目次
■引用原文(日本語訳)
「その座に坐り、意(思考器官)を専ら集中し、心と感官の活動を制御し、自己の清浄のためにヨーガを修めるべきである。」
(『バガヴァッド・ギーター』第6章 第12節)
■逐語訳(一文ずつ)
- 整えられた座に安定して坐り、
- 意(マナス/思考の働き)を一つの対象に集中させ、
- 心(チッタ)と感官の衝動を制御しながら、
- 自己を浄化するために、ヨーガの修行に励むべきである。
■用語解説
- その座:前節(第11節)で設けられた清浄で安定した座。静かに修行する場所。
- 意(マナス):思考・感覚の統合センター。心の中でも特に「注意を向ける機能」を指す。
- 心(チッタ):記憶・印象・感情など、広義の心の作用。
- 感官(インドリヤ):五感と行為器官。
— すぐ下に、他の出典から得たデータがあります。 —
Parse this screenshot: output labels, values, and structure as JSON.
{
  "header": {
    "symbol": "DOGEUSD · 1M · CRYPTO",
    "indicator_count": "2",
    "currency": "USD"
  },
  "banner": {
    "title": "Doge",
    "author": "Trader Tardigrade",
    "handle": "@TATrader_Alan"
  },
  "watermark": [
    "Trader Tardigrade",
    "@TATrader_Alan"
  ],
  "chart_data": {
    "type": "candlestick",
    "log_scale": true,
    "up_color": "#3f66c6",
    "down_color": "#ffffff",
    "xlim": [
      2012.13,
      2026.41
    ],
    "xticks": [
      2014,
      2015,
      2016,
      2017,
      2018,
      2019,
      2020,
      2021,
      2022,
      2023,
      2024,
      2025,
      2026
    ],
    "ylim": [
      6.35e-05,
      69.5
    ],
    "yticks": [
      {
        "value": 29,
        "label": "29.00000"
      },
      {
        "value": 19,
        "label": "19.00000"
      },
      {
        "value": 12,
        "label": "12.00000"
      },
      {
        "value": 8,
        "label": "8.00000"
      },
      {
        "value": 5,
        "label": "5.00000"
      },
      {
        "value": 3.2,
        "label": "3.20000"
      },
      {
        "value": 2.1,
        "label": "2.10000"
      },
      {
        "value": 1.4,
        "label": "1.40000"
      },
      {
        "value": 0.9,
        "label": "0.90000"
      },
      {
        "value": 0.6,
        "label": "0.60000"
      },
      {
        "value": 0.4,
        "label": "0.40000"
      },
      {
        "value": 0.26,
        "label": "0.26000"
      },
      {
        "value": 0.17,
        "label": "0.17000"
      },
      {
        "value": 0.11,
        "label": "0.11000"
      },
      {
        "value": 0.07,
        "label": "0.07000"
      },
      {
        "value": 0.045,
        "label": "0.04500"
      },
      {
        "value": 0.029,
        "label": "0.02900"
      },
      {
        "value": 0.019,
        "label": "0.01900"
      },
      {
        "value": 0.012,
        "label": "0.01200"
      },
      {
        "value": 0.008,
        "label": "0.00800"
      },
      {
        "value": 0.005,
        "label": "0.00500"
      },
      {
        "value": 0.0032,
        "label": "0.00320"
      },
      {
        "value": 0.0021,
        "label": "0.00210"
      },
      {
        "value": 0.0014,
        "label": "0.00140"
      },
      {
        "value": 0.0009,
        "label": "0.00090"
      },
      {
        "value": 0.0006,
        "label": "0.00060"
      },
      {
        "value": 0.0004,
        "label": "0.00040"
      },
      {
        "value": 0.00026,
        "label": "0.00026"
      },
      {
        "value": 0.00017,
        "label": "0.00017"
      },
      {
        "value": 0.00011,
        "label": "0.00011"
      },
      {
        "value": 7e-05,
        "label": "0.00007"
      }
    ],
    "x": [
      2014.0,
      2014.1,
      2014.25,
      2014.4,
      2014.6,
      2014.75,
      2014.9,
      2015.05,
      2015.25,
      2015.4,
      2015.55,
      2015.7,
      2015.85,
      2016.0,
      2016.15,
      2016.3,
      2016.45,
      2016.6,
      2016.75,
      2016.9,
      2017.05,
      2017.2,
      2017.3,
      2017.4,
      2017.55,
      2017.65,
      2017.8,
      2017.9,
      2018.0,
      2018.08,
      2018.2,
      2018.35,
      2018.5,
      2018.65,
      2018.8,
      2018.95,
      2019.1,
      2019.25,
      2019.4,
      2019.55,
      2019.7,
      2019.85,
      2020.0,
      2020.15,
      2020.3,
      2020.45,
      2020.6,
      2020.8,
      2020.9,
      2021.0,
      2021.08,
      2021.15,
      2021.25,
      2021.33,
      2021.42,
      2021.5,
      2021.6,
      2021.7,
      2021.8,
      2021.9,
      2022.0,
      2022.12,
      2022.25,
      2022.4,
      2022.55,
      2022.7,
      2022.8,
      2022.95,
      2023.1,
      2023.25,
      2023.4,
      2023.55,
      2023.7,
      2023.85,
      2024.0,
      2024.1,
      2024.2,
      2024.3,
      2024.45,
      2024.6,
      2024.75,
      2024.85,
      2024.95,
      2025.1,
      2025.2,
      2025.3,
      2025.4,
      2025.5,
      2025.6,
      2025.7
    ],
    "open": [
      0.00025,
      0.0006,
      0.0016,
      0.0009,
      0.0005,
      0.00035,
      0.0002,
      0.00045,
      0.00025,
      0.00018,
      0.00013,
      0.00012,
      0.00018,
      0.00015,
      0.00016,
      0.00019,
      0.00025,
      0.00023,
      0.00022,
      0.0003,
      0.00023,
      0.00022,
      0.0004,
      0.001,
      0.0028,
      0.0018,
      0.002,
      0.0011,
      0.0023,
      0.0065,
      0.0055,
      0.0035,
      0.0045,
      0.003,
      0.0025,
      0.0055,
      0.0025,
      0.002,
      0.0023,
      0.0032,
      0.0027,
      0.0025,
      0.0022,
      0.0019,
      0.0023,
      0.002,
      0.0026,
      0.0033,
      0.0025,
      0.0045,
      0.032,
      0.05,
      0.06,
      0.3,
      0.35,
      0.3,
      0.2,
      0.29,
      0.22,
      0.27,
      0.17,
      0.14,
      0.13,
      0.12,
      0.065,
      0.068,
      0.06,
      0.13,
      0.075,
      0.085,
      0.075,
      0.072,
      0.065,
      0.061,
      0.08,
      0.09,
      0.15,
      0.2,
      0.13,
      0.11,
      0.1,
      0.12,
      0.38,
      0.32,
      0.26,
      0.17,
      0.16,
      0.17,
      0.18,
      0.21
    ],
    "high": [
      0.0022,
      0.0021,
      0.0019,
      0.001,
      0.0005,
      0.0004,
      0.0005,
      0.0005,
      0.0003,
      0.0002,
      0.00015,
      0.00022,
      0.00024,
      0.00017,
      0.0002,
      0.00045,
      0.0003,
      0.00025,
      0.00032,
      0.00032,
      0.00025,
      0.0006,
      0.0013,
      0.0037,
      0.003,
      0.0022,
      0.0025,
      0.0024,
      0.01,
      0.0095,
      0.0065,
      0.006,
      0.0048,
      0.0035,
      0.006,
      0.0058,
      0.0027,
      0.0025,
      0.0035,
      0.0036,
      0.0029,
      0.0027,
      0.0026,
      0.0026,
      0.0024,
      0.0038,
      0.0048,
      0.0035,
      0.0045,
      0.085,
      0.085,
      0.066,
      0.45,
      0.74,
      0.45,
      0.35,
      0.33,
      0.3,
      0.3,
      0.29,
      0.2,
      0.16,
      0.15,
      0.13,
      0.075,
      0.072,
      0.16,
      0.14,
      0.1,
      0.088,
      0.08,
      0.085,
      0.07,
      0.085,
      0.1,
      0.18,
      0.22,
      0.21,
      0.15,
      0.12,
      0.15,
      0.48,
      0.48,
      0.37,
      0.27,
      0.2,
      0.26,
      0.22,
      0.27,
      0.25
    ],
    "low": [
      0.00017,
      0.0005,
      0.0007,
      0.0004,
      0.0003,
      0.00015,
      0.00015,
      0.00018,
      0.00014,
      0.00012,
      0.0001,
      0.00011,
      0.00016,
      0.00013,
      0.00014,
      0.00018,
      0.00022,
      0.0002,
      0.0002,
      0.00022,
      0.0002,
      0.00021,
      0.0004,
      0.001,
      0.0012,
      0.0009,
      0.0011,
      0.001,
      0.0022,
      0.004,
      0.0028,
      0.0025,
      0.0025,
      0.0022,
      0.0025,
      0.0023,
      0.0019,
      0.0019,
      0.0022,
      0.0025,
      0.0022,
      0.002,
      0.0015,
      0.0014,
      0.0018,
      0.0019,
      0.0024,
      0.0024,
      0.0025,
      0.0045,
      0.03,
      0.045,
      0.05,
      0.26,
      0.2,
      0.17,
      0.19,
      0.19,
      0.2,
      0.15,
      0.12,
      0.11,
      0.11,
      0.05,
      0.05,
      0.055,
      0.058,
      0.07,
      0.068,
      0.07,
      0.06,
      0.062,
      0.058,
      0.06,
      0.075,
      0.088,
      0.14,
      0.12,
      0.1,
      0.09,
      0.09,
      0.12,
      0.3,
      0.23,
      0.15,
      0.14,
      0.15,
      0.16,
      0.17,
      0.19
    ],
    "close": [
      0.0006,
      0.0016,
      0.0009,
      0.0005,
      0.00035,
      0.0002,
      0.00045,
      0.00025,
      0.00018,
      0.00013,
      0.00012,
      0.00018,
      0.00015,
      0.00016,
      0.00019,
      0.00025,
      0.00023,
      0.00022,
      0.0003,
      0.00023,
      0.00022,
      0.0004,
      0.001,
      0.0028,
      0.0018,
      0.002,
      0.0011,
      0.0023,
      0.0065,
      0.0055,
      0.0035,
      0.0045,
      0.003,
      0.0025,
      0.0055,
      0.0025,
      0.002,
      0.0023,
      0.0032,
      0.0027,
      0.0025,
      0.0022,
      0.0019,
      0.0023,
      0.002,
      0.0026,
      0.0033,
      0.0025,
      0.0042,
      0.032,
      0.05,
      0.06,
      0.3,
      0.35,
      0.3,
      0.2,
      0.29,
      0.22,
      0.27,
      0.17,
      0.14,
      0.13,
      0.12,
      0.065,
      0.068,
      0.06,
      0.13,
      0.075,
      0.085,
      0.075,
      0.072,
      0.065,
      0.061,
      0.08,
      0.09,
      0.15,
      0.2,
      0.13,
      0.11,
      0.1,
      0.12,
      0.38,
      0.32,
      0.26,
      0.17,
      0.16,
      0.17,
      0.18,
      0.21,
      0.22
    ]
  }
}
外界の刺激に反応しやすい器官。
- 集中(エーカータッタ):対象に心を一つに集めること。散漫さを断つ。
- 清浄(アートマ・ヴィシュッディ):内面的な浄化、精神の透明さ・純粋さ。
- ヨーガを修める(ヨーガム・ユジュ):精神統一・瞑想・鍛錬によって心を高めていく行法の実践。
■全体の現代語訳(まとめ)
修行者は整えた座に坐し、思考を一点に集中させ、心と感覚器官を制御しながら、
自分自身の魂を清めるためにヨーガを修行すべきである。
集中と自己制御の実践によって、真の浄化と精神的成長が達成される。
■解釈と現代的意義
この節は、ヨーガ(精神修行)の実践の核心を端的に示しています。
単なるポーズや姿勢ではなく、意識を一点に集中し、心と感覚を統制するという内面的行法が、魂の清浄をもたらすと説かれています。
これは現代において、集中力の欠如・情報過多・注意散漫といった問題に対し、
「意識の焦点化」と「自己制御」がいかに重要であるかを示す普遍的な教えです。
■ビジネスにおける解釈と適用
観点 | 解釈と適用例 |
---|---|
集中力の管理 | 雑念や情報に惑わされず、一つのタスクや目標に意識を集中させることが成果を高める。 |
マインドフルネス | 自己の感情や反応を客観視し、反射的ではなく選択的に行動する訓練が、自己制御力を育む。 |
知的生産性 | 深く静かな集中状態(ディープワーク)を日常に持てる人は、複雑な問題にも高い成果を出せる。 |
自己浄化と成長 | 他人を変える前に、まず自分の内面を整える意識が、真のリーダーシップの土台となる。 |
■心得まとめ
「心の一点集中が、魂の浄化をもたらす」
ヨーガとは、姿勢や運動ではない。
心を整え、感覚を制し、意識を一点に結ぶこと――それが魂を清め、真の自己に至る道である。
現代においても、集中と自己統制を深めることが、心の透明さと創造性を引き出すカギとなる。
バガヴァッド・ギーターは語る。**「まず心を整えよ、すると世界が整って見える」**と。